MSCI Inc., the global provider of equity and ETF benchmarks, has decided not to remove digital-asset treasury companies (DATCOs) — including Strategy (formerly MicroStrategy) — from its flagship indexes. However, a lesser-noticed technical clause in the decision means that new Strategy shares will not be counted in index weightings, a change that could dampen passive demand linked to share issuance.
Index Inclusion Preserved — but With a Twist
MSCI announced that for the February 2026 index review it will maintain Strategy’s inclusion along with other DATCOs whose digital asset holdings make up at least 50% of total assets. This was welcomed by investors, with Strategy’s share price rising sharply after the announcement.
However, MSCI also imposed a technical freeze on certain index calculations: it will not implement increases to the Number of Shares (NOS) or related inclusion factors such as the Foreign Inclusion Factor (FIF) or Domestic Inclusion Factor (DIF). That means even if Strategy issues more shares, those newly issued shares will not be counted for index weighting purposes.
Why the “Hidden Clause” Matters
Under standard index rules, when a company that’s part of MSCI’s global indexes issues more shares — for example, to raise capital — passive index funds are typically required to buy a proportional portion of that new issuance to maintain correct weighting. This creates a reliable source of demand that can support share prices.
The new clause effectively breaks that mechanism for Strategy and similar companies. Even if Strategy raises capital by issuing new stock, passive investors tracking MSCI indexes won’t be obliged to buy the additional shares, potentially reducing automatic demand and increasing reliance on active buyers such as hedge funds, corporate investors, or retail traders.
Market analysts have described this as dismantling the “mechanical bid” that historically helped absorb dilution when Strategy raised capital to purchase more Bitcoin — a key driver of its business model.

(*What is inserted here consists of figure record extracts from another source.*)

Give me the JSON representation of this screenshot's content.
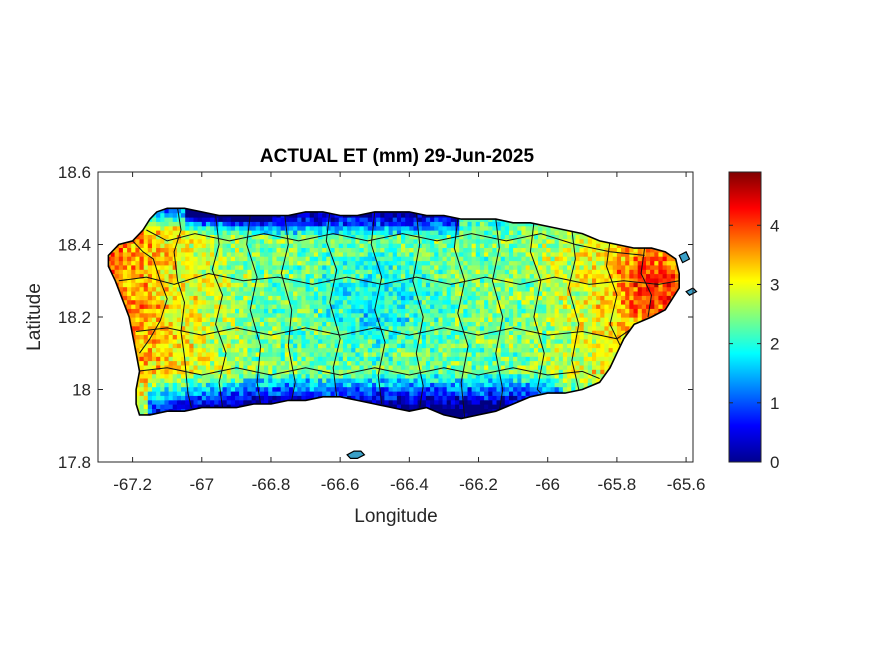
{
  "title": "ACTUAL ET (mm) 29-Jun-2025",
  "xlabel": "Longitude",
  "ylabel": "Latitude",
  "x_ticks": [
    {
      "value": -67.2,
      "label": "-67.2"
    },
    {
      "value": -67.0,
      "label": "-67"
    },
    {
      "value": -66.8,
      "label": "-66.8"
    },
    {
      "value": -66.6,
      "label": "-66.6"
    },
    {
      "value": -66.4,
      "label": "-66.4"
    },
    {
      "value": -66.2,
      "label": "-66.2"
    },
    {
      "value": -66.0,
      "label": "-66"
    },
    {
      "value": -65.8,
      "label": "-65.8"
    },
    {
      "value": -65.6,
      "label": "-65.6"
    }
  ],
  "y_ticks": [
    {
      "value": 18.6,
      "label": "18.6"
    },
    {
      "value": 18.4,
      "label": "18.4"
    },
    {
      "value": 18.2,
      "label": "18.2"
    },
    {
      "value": 18.0,
      "label": "18"
    },
    {
      "value": 17.8,
      "label": "17.8"
    }
  ],
  "colorbar": {
    "colormap": "jet",
    "range": [
      0,
      4.9
    ],
    "ticks": [
      {
        "value": 0,
        "label": "0"
      },
      {
        "value": 1,
        "label": "1"
      },
      {
        "value": 2,
        "label": "2"
      },
      {
        "value": 3,
        "label": "3"
      },
      {
        "value": 4,
        "label": "4"
      }
    ]
  },
  "map": {
    "region": "Puerto Rico",
    "xlim": [
      -67.3,
      -65.58
    ],
    "ylim": [
      17.8,
      18.6
    ],
    "outline_color": "#000000",
    "outline": [
      [
        -67.27,
        18.37
      ],
      [
        -67.24,
        18.4
      ],
      [
        -67.2,
        18.41
      ],
      [
        -67.17,
        18.44
      ],
      [
        -67.15,
        18.47
      ],
      [
        -67.13,
        18.49
      ],
      [
        -67.1,
        18.5
      ],
      [
        -67.05,
        18.5
      ],
      [
        -67.0,
        18.49
      ],
      [
        -66.95,
        18.48
      ],
      [
        -66.9,
        18.48
      ],
      [
        -66.85,
        18.48
      ],
      [
        -66.8,
        18.48
      ],
      [
        -66.75,
        18.48
      ],
      [
        -66.7,
        18.49
      ],
      [
        -66.65,
        18.49
      ],
      [
        -66.6,
        18.48
      ],
      [
        -66.55,
        18.48
      ],
      [
        -66.5,
        18.49
      ],
      [
        -66.45,
        18.49
      ],
      [
        -66.4,
        18.49
      ],
      [
        -66.35,
        18.48
      ],
      [
        -66.3,
        18.48
      ],
      [
        -66.25,
        18.47
      ],
      [
        -66.2,
        18.47
      ],
      [
        -66.15,
        18.47
      ],
      [
        -66.1,
        18.46
      ],
      [
        -66.05,
        18.46
      ],
      [
        -66.0,
        18.45
      ],
      [
        -65.95,
        18.44
      ],
      [
        -65.9,
        18.43
      ],
      [
        -65.85,
        18.41
      ],
      [
        -65.8,
        18.4
      ],
      [
        -65.75,
        18.39
      ],
      [
        -65.7,
        18.39
      ],
      [
        -65.66,
        18.38
      ],
      [
        -65.63,
        18.36
      ],
      [
        -65.62,
        18.32
      ],
      [
        -65.62,
        18.28
      ],
      [
        -65.64,
        18.25
      ],
      [
        -65.66,
        18.22
      ],
      [
        -65.7,
        18.2
      ],
      [
        -65.75,
        18.18
      ],
      [
        -65.78,
        18.14
      ],
      [
        -65.8,
        18.1
      ],
      [
        -65.82,
        18.06
      ],
      [
        -65.85,
        18.02
      ],
      [
        -65.9,
        18.0
      ],
      [
        -65.95,
        17.99
      ],
      [
        -66.0,
        17.99
      ],
      [
        -66.05,
        17.98
      ],
      [
        -66.1,
        17.96
      ],
      [
        -66.15,
        17.94
      ],
      [
        -66.2,
        17.93
      ],
      [
        -66.25,
        17.92
      ],
      [
        -66.3,
        17.93
      ],
      [
        -66.35,
        17.95
      ],
      [
        -66.4,
        17.94
      ],
      [
        -66.45,
        17.95
      ],
      [
        -66.5,
        17.96
      ],
      [
        -66.55,
        17.97
      ],
      [
        -66.6,
        17.98
      ],
      [
        -66.65,
        17.98
      ],
      [
        -66.7,
        17.97
      ],
      [
        -66.75,
        17.97
      ],
      [
        -66.8,
        17.96
      ],
      [
        -66.85,
        17.96
      ],
      [
        -66.9,
        17.95
      ],
      [
        -66.95,
        17.95
      ],
      [
        -67.0,
        17.95
      ],
      [
        -67.05,
        17.94
      ],
      [
        -67.1,
        17.94
      ],
      [
        -67.15,
        17.93
      ],
      [
        -67.18,
        17.93
      ],
      [
        -67.19,
        17.96
      ],
      [
        -67.19,
        18.0
      ],
      [
        -67.18,
        18.05
      ],
      [
        -67.19,
        18.1
      ],
      [
        -67.2,
        18.15
      ],
      [
        -67.21,
        18.2
      ],
      [
        -67.23,
        18.25
      ],
      [
        -67.25,
        18.3
      ],
      [
        -67.27,
        18.34
      ]
    ],
    "small_islands": [
      [
        [
          -66.58,
          17.82
        ],
        [
          -66.56,
          17.83
        ],
        [
          -66.54,
          17.83
        ],
        [
          -66.53,
          17.82
        ],
        [
          -66.55,
          17.81
        ],
        [
          -66.57,
          17.81
        ]
      ],
      [
        [
          -65.6,
          18.27
        ],
        [
          -65.58,
          18.28
        ],
        [
          -65.57,
          18.27
        ],
        [
          -65.59,
          18.26
        ]
      ],
      [
        [
          -65.62,
          18.37
        ],
        [
          -65.6,
          18.38
        ],
        [
          -65.59,
          18.36
        ],
        [
          -65.61,
          18.35
        ]
      ]
    ],
    "municipal_boundaries": [
      [
        [
          -67.2,
          18.41
        ],
        [
          -67.17,
          18.38
        ],
        [
          -67.14,
          18.36
        ],
        [
          -67.12,
          18.3
        ],
        [
          -67.1,
          18.25
        ],
        [
          -67.12,
          18.19
        ],
        [
          -67.15,
          18.14
        ],
        [
          -67.18,
          18.1
        ]
      ],
      [
        [
          -67.07,
          18.5
        ],
        [
          -67.06,
          18.44
        ],
        [
          -67.08,
          18.38
        ],
        [
          -67.07,
          18.3
        ],
        [
          -67.05,
          18.24
        ],
        [
          -67.06,
          18.16
        ],
        [
          -67.05,
          18.09
        ],
        [
          -67.04,
          17.99
        ],
        [
          -67.03,
          17.95
        ]
      ],
      [
        [
          -66.96,
          18.48
        ],
        [
          -66.95,
          18.4
        ],
        [
          -66.97,
          18.33
        ],
        [
          -66.94,
          18.26
        ],
        [
          -66.96,
          18.18
        ],
        [
          -66.93,
          18.1
        ],
        [
          -66.95,
          18.02
        ],
        [
          -66.94,
          17.95
        ]
      ],
      [
        [
          -66.86,
          18.48
        ],
        [
          -66.87,
          18.4
        ],
        [
          -66.84,
          18.31
        ],
        [
          -66.86,
          18.22
        ],
        [
          -66.83,
          18.12
        ],
        [
          -66.84,
          18.02
        ],
        [
          -66.83,
          17.96
        ]
      ],
      [
        [
          -66.76,
          18.48
        ],
        [
          -66.75,
          18.4
        ],
        [
          -66.77,
          18.32
        ],
        [
          -66.74,
          18.22
        ],
        [
          -66.75,
          18.12
        ],
        [
          -66.73,
          18.02
        ],
        [
          -66.74,
          17.97
        ]
      ],
      [
        [
          -66.63,
          18.49
        ],
        [
          -66.64,
          18.41
        ],
        [
          -66.61,
          18.33
        ],
        [
          -66.63,
          18.24
        ],
        [
          -66.6,
          18.14
        ],
        [
          -66.62,
          18.06
        ],
        [
          -66.61,
          17.98
        ]
      ],
      [
        [
          -66.5,
          18.49
        ],
        [
          -66.51,
          18.4
        ],
        [
          -66.48,
          18.31
        ],
        [
          -66.5,
          18.22
        ],
        [
          -66.47,
          18.13
        ],
        [
          -66.49,
          18.04
        ],
        [
          -66.48,
          17.96
        ]
      ],
      [
        [
          -66.38,
          18.49
        ],
        [
          -66.37,
          18.4
        ],
        [
          -66.39,
          18.3
        ],
        [
          -66.36,
          18.2
        ],
        [
          -66.38,
          18.1
        ],
        [
          -66.36,
          18.01
        ],
        [
          -66.37,
          17.95
        ]
      ],
      [
        [
          -66.26,
          18.47
        ],
        [
          -66.27,
          18.39
        ],
        [
          -66.24,
          18.3
        ],
        [
          -66.26,
          18.21
        ],
        [
          -66.23,
          18.12
        ],
        [
          -66.25,
          18.02
        ],
        [
          -66.24,
          17.92
        ]
      ],
      [
        [
          -66.15,
          18.47
        ],
        [
          -66.14,
          18.39
        ],
        [
          -66.16,
          18.3
        ],
        [
          -66.13,
          18.2
        ],
        [
          -66.15,
          18.1
        ],
        [
          -66.13,
          18.0
        ],
        [
          -66.14,
          17.94
        ]
      ],
      [
        [
          -66.04,
          18.46
        ],
        [
          -66.05,
          18.38
        ],
        [
          -66.02,
          18.3
        ],
        [
          -66.04,
          18.2
        ],
        [
          -66.01,
          18.1
        ],
        [
          -66.03,
          18.0
        ],
        [
          -66.02,
          17.99
        ]
      ],
      [
        [
          -65.93,
          18.44
        ],
        [
          -65.92,
          18.36
        ],
        [
          -65.94,
          18.28
        ],
        [
          -65.91,
          18.18
        ],
        [
          -65.93,
          18.08
        ],
        [
          -65.91,
          18.0
        ]
      ],
      [
        [
          -65.82,
          18.41
        ],
        [
          -65.83,
          18.34
        ],
        [
          -65.8,
          18.26
        ],
        [
          -65.82,
          18.18
        ],
        [
          -65.79,
          18.12
        ]
      ],
      [
        [
          -65.72,
          18.39
        ],
        [
          -65.73,
          18.32
        ],
        [
          -65.7,
          18.26
        ],
        [
          -65.71,
          18.2
        ]
      ],
      [
        [
          -67.24,
          18.3
        ],
        [
          -67.16,
          18.31
        ],
        [
          -67.08,
          18.29
        ],
        [
          -66.98,
          18.32
        ],
        [
          -66.88,
          18.3
        ],
        [
          -66.78,
          18.31
        ],
        [
          -66.68,
          18.29
        ],
        [
          -66.58,
          18.31
        ],
        [
          -66.48,
          18.29
        ],
        [
          -66.38,
          18.31
        ],
        [
          -66.28,
          18.29
        ],
        [
          -66.18,
          18.31
        ],
        [
          -66.08,
          18.29
        ],
        [
          -65.98,
          18.31
        ],
        [
          -65.88,
          18.29
        ],
        [
          -65.78,
          18.3
        ],
        [
          -65.68,
          18.29
        ],
        [
          -65.62,
          18.3
        ]
      ],
      [
        [
          -67.19,
          18.16
        ],
        [
          -67.1,
          18.17
        ],
        [
          -67.0,
          18.15
        ],
        [
          -66.9,
          18.17
        ],
        [
          -66.8,
          18.15
        ],
        [
          -66.7,
          18.17
        ],
        [
          -66.6,
          18.15
        ],
        [
          -66.5,
          18.17
        ],
        [
          -66.4,
          18.15
        ],
        [
          -66.3,
          18.17
        ],
        [
          -66.2,
          18.15
        ],
        [
          -66.1,
          18.17
        ],
        [
          -66.0,
          18.15
        ],
        [
          -65.9,
          18.16
        ],
        [
          -65.8,
          18.14
        ],
        [
          -65.74,
          18.18
        ]
      ],
      [
        [
          -67.19,
          18.05
        ],
        [
          -67.1,
          18.06
        ],
        [
          -67.0,
          18.04
        ],
        [
          -66.9,
          18.06
        ],
        [
          -66.8,
          18.04
        ],
        [
          -66.7,
          18.06
        ],
        [
          -66.6,
          18.04
        ],
        [
          -66.5,
          18.06
        ],
        [
          -66.4,
          18.04
        ],
        [
          -66.3,
          18.06
        ],
        [
          -66.2,
          18.04
        ],
        [
          -66.1,
          18.06
        ],
        [
          -66.0,
          18.04
        ],
        [
          -65.9,
          18.05
        ],
        [
          -65.85,
          18.03
        ]
      ],
      [
        [
          -67.16,
          18.44
        ],
        [
          -67.1,
          18.41
        ],
        [
          -67.02,
          18.43
        ],
        [
          -66.92,
          18.41
        ],
        [
          -66.82,
          18.43
        ],
        [
          -66.72,
          18.41
        ],
        [
          -66.62,
          18.43
        ],
        [
          -66.52,
          18.41
        ],
        [
          -66.42,
          18.43
        ],
        [
          -66.32,
          18.41
        ],
        [
          -66.22,
          18.43
        ],
        [
          -66.12,
          18.41
        ],
        [
          -66.02,
          18.43
        ],
        [
          -65.92,
          18.4
        ],
        [
          -65.82,
          18.38
        ],
        [
          -65.72,
          18.37
        ]
      ]
    ]
  }
}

Context: MSCI’s Broader Review of Index Criteria
MSCI’s move reflects broader market debate over how to treat companies whose primary assets are digital currencies. Some institutional investors raised concerns that DATCOs resemble investment funds more than traditional operating companies, leading MSCI to seek further input on eligibility criteria before making permanent changes.
The current policy pause and the embedded clause signal that MSCI is balancing investor concerns about forced sellingwith methodological caution about how digital asset holders fit into conventional benchmarks.
Market Reaction and Outlook
Shares of Strategy experienced a rally in after-hours trading after the announcement, reflecting relief over index inclusion. However, with the automatic buying mechanism muted, some analysts say the company faces new capital-raising challenges if it continues issuing equity to fund its Bitcoin accumulation strategy.
Investors and industry observers will be watching closely as MSCI conducts its broader consultation on index eligibility, which could lead to more lasting changes in how cryptocurrency-heavy companies are treated in global benchmarks.